Étudiant dans le Paris de la Belle Époque (1895-1898)

À la rentrée 1894, Max Jacob choisit de suivre à Paris les traces de son frère aîné Maurice « l'Africain » à l'École coloniale. Il s'y oriente pour devenir cadre dans l'administration coloniale de l'Indochine. Logeant à l'hôtel Corneille, rue Corneille, dans le quartier latin, il suit parallèlement le cursus de la faculté de droit de la Sorbonne.

Le 4 mars 1895, se suicide à Rennes, en se jetant dans la Vilaine, son meilleur ami, Raoul Bolloré, petit neveu de l'industriel Jean-René Bolloré et génie précoce dont il portera le deuil toute sa vie. Il échoue à tous ses examens et l'année scolaire 95-96 est une année de redoublement, et à la Faculté et à l'École.

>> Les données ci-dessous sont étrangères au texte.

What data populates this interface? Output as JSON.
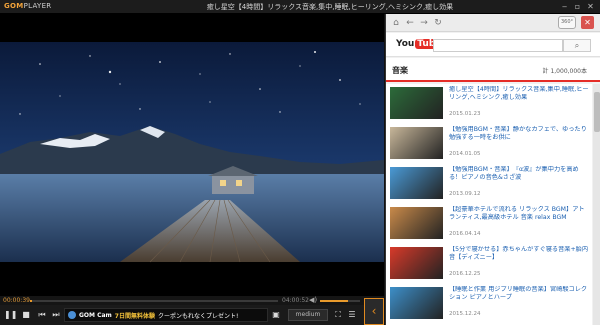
{
  "app": {
    "logo_main": "GOM",
    "logo_sub": "PLAYER",
    "title": "癒し星空【4時間】リラックス音楽,集中,睡眠,ヒーリング,ヘミシンク,癒し効果",
    "window_buttons": [
      "minimize-icon",
      "restore-icon",
      "close-icon"
    ]
  },
  "player": {
    "elapsed": "00:00:39",
    "duration": "04:00:52",
    "progress_fraction": 0.003,
    "volume_fraction": 0.7,
    "quality": "medium",
    "ad": {
      "brand": "GOM Cam",
      "accent": "7日間無料体験",
      "tail": "クーポンもれなくプレゼント!"
    },
    "controls": [
      "pause-icon",
      "stop-icon",
      "prev-icon",
      "next-icon",
      "volume-icon",
      "capture-icon",
      "fullscreen-icon",
      "playlist-icon",
      "panel-toggle-icon"
    ]
  },
  "browser": {
    "nav": [
      "home-icon",
      "back-icon",
      "forward-icon",
      "refresh-icon"
    ],
    "badge_360": "360°",
    "youtube": {
      "you": "You",
      "tube": "Tube",
      "search_placeholder": "",
      "search_icon": "search-icon"
    },
    "section": {
      "title": "音楽",
      "count": "計 1,000,000本"
    },
    "items": [
      {
        "title": "癒し星空【4時間】リラックス音楽,集中,睡眠,ヒーリング,ヘミシンク,癒し効果",
        "date": "2015.01.23",
        "thumb_color": "#2c6b3a"
      },
      {
        "title": "【勉強用BGM・音楽】静かなカフェで、ゆったり勉強する一時をお供に",
        "date": "2014.01.05",
        "thumb_color": "#c8b79a"
      },
      {
        "title": "【勉強用BGM・音楽】　『α波』が集中力を高める！ピアノの音色&さざ波",
        "date": "2013.09.12",
        "thumb_color": "#4a9ad6"
      },
      {
        "title": "【超豪華ホテルで流れる リラックス BGM】アトランティス,最高級ホテル 音楽 relax BGM",
        "date": "2016.04.14",
        "thumb_color": "#c98a4a"
      },
      {
        "title": "【5分で寝かせる】赤ちゃんがすぐ寝る音楽+胎内音【ディズニー】",
        "date": "2016.12.25",
        "thumb_color": "#d83a2a"
      },
      {
        "title": "【睡眠と作業 用ジブリ睡眠の音楽】宮崎駿コレクション ピアノとハープ",
        "date": "2015.12.24",
        "thumb_color": "#3d8fc9"
      }
    ]
  }
}
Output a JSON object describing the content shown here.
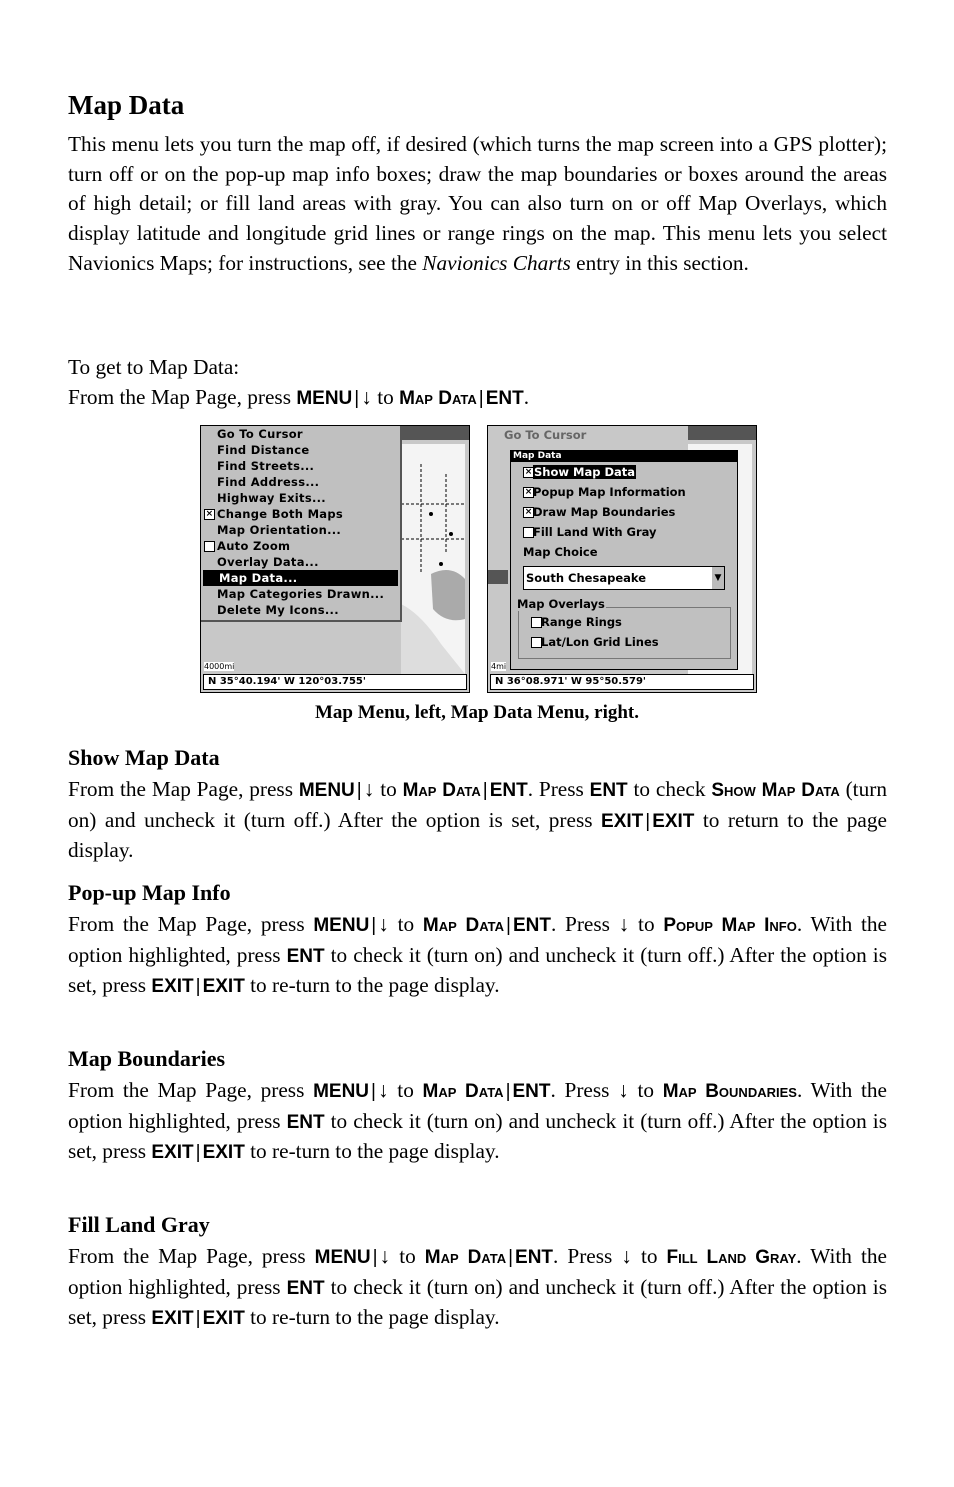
{
  "title": "Map Data",
  "intro": [
    {
      "t": "This menu lets you turn the map off, if desired (which turns the map screen into a GPS plotter); turn off or on the pop-up map info boxes; draw the map boundaries or boxes around the areas of high detail; or fill land areas with gray. You can also turn on or off Map Overlays, which display latitude and longitude grid lines or range rings on the map. This menu lets you select Navionics Maps; for instructions, see the "
    },
    {
      "t": "Navionics Charts",
      "s": "i"
    },
    {
      "t": " entry in this section."
    }
  ],
  "howto": [
    {
      "t": "To get to Map Data:"
    },
    {
      "br": true
    },
    {
      "t": "From the Map Page, press "
    },
    {
      "t": "MENU",
      "s": "k"
    },
    {
      "t": "|",
      "s": "sep"
    },
    {
      "t": "↓"
    },
    {
      "t": " to "
    },
    {
      "t": "Map Data",
      "s": "sc"
    },
    {
      "t": "|",
      "s": "sep"
    },
    {
      "t": "ENT",
      "s": "k"
    },
    {
      "t": "."
    }
  ],
  "left_screen": {
    "menu_items": [
      {
        "label": "Go To Cursor"
      },
      {
        "label": "Find Distance"
      },
      {
        "label": "Find Streets..."
      },
      {
        "label": "Find Address..."
      },
      {
        "label": "Highway Exits..."
      },
      {
        "label": "Change Both Maps",
        "check": "checked"
      },
      {
        "label": "Map Orientation..."
      },
      {
        "label": "Auto Zoom",
        "check": "unchecked"
      },
      {
        "label": "Overlay Data..."
      },
      {
        "label": "Map Data...",
        "selected": true
      },
      {
        "label": "Map Categories Drawn..."
      },
      {
        "label": "Delete My Icons..."
      }
    ],
    "scale": "4000mi",
    "status": "N   35°40.194'   W  120°03.755'"
  },
  "right_screen": {
    "bg_item": "Go To Cursor",
    "dialog_title": "Map Data",
    "options": [
      {
        "label": "Show Map Data",
        "checked": true,
        "highlighted": true
      },
      {
        "label": "Popup Map Information",
        "checked": true
      },
      {
        "label": "Draw Map Boundaries",
        "checked": true
      },
      {
        "label": "Fill Land With Gray",
        "checked": false
      }
    ],
    "map_choice_label": "Map Choice",
    "map_choice_value": "South Chesapeake",
    "overlays_label": "Map Overlays",
    "overlays": [
      {
        "label": "Range Rings",
        "checked": false
      },
      {
        "label": "Lat/Lon Grid Lines",
        "checked": false
      }
    ],
    "scale": "4mi",
    "status": "N   36°08.971'   W   95°50.579'"
  },
  "caption": "Map Menu, left, Map Data Menu, right.",
  "sections": [
    {
      "heading": "Show Map Data",
      "body": [
        {
          "t": "From the Map Page, press "
        },
        {
          "t": "MENU",
          "s": "k"
        },
        {
          "t": "|",
          "s": "sep"
        },
        {
          "t": "↓"
        },
        {
          "t": " to "
        },
        {
          "t": "Map Data",
          "s": "sc"
        },
        {
          "t": "|",
          "s": "sep"
        },
        {
          "t": "ENT",
          "s": "k"
        },
        {
          "t": ". Press "
        },
        {
          "t": "ENT",
          "s": "k"
        },
        {
          "t": " to check "
        },
        {
          "t": "Show Map Data",
          "s": "sc"
        },
        {
          "t": " (turn on) and uncheck it (turn off.) After the option is set, press "
        },
        {
          "t": "EXIT",
          "s": "k"
        },
        {
          "t": "|",
          "s": "sep"
        },
        {
          "t": "EXIT",
          "s": "k"
        },
        {
          "t": " to return to the page display."
        }
      ]
    },
    {
      "heading": "Pop-up Map Info",
      "body": [
        {
          "t": "From the Map Page, press "
        },
        {
          "t": "MENU",
          "s": "k"
        },
        {
          "t": "|",
          "s": "sep"
        },
        {
          "t": "↓"
        },
        {
          "t": " to "
        },
        {
          "t": "Map Data",
          "s": "sc"
        },
        {
          "t": "|",
          "s": "sep"
        },
        {
          "t": "ENT",
          "s": "k"
        },
        {
          "t": ". Press ↓ to "
        },
        {
          "t": "Popup Map Info",
          "s": "sc"
        },
        {
          "t": ". With the option highlighted, press "
        },
        {
          "t": "ENT",
          "s": "k"
        },
        {
          "t": " to check it (turn on) and uncheck it (turn off.) After the option is set, press "
        },
        {
          "t": "EXIT",
          "s": "k"
        },
        {
          "t": "|",
          "s": "sep"
        },
        {
          "t": "EXIT",
          "s": "k"
        },
        {
          "t": " to re-turn to the page display."
        }
      ]
    },
    {
      "heading": "Map Boundaries",
      "body": [
        {
          "t": "From the Map Page, press "
        },
        {
          "t": "MENU",
          "s": "k"
        },
        {
          "t": "|",
          "s": "sep"
        },
        {
          "t": "↓"
        },
        {
          "t": " to "
        },
        {
          "t": "Map Data",
          "s": "sc"
        },
        {
          "t": "|",
          "s": "sep"
        },
        {
          "t": "ENT",
          "s": "k"
        },
        {
          "t": ". Press ↓ to "
        },
        {
          "t": "Map Boundaries",
          "s": "sc"
        },
        {
          "t": ". With the option highlighted, press "
        },
        {
          "t": "ENT",
          "s": "k"
        },
        {
          "t": " to check it (turn on) and uncheck it (turn off.) After the option is set, press "
        },
        {
          "t": "EXIT",
          "s": "k"
        },
        {
          "t": "|",
          "s": "sep"
        },
        {
          "t": "EXIT",
          "s": "k"
        },
        {
          "t": " to re-turn to the page display."
        }
      ]
    },
    {
      "heading": "Fill Land Gray",
      "body": [
        {
          "t": "From the Map Page, press "
        },
        {
          "t": "MENU",
          "s": "k"
        },
        {
          "t": "|",
          "s": "sep"
        },
        {
          "t": "↓"
        },
        {
          "t": " to "
        },
        {
          "t": "Map Data",
          "s": "sc"
        },
        {
          "t": "|",
          "s": "sep"
        },
        {
          "t": "ENT",
          "s": "k"
        },
        {
          "t": ". Press ↓ to "
        },
        {
          "t": "Fill Land Gray",
          "s": "sc"
        },
        {
          "t": ". With the option highlighted, press "
        },
        {
          "t": "ENT",
          "s": "k"
        },
        {
          "t": " to check it (turn on) and uncheck it (turn off.) After the option is set, press "
        },
        {
          "t": "EXIT",
          "s": "k"
        },
        {
          "t": "|",
          "s": "sep"
        },
        {
          "t": "EXIT",
          "s": "k"
        },
        {
          "t": " to re-turn to the page display."
        }
      ]
    }
  ]
}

Dans celle ci, il prépare par anticipation les concours d'entrée dans l'administration pénitentiaire coloniale.

Réformé en décembre 1896 pour insuffisance pulmonaire au bout de deux mois de service militaire passé au 118{{e}} de ligne de Quimper, il attend la rentrée suivante dans une mansarde de la maison paternelle aménagée par lui en s'adonnant avec rage au piano et au dessin paysager mais en décembre 1897, au bout du premier trimestre de sa seconde année, il est conduit à démissionner de l'École coloniale. Renonçant aux rêves de voyages exotiques, il retourne pour quelques semaines à Quimper, où il retrouve son piano et son désœuvrement.

À vingt et un ans, attiré par le tourbillon de la fête parisienne, rêvant de devenir l'homme de lettres promis par le concours général, il profite de sa majorité pour retrouver, au grand dam de ses parents, en février 1898 Paris, où un collègue l'héberge provisoirement. Tout en continuant ses études de droit, logé d'une chambre misérable à l'autre, boulevard Arago puis rue Denfert-Rochereau, il tâche de gagner sa vie comme accompagnateur de piano puis animateur d'un cours de dessin dans une école communale et passe avec succès ses examens en décembre 1898. Il reçoit son diplôme de licence de droit, option droit maritime, le 6 janvier 1899.

Journaliste caractériel (1899-1901)

En décembre 1898, Max Jacob, introduit par le peintre et ami Fernand Alkan-Lévy auprès de Roger Marx et recommandé par celui ci, commence d'exercer comme critique d'art sous le nom de son grand père maternelle, Léon David, au Moniteur des Arts, ce qui lui permet de parcourir les expositions. En septembre 1899, il est promu rédacteur en chef de La Revue d'art, nouveau titre de la même revue.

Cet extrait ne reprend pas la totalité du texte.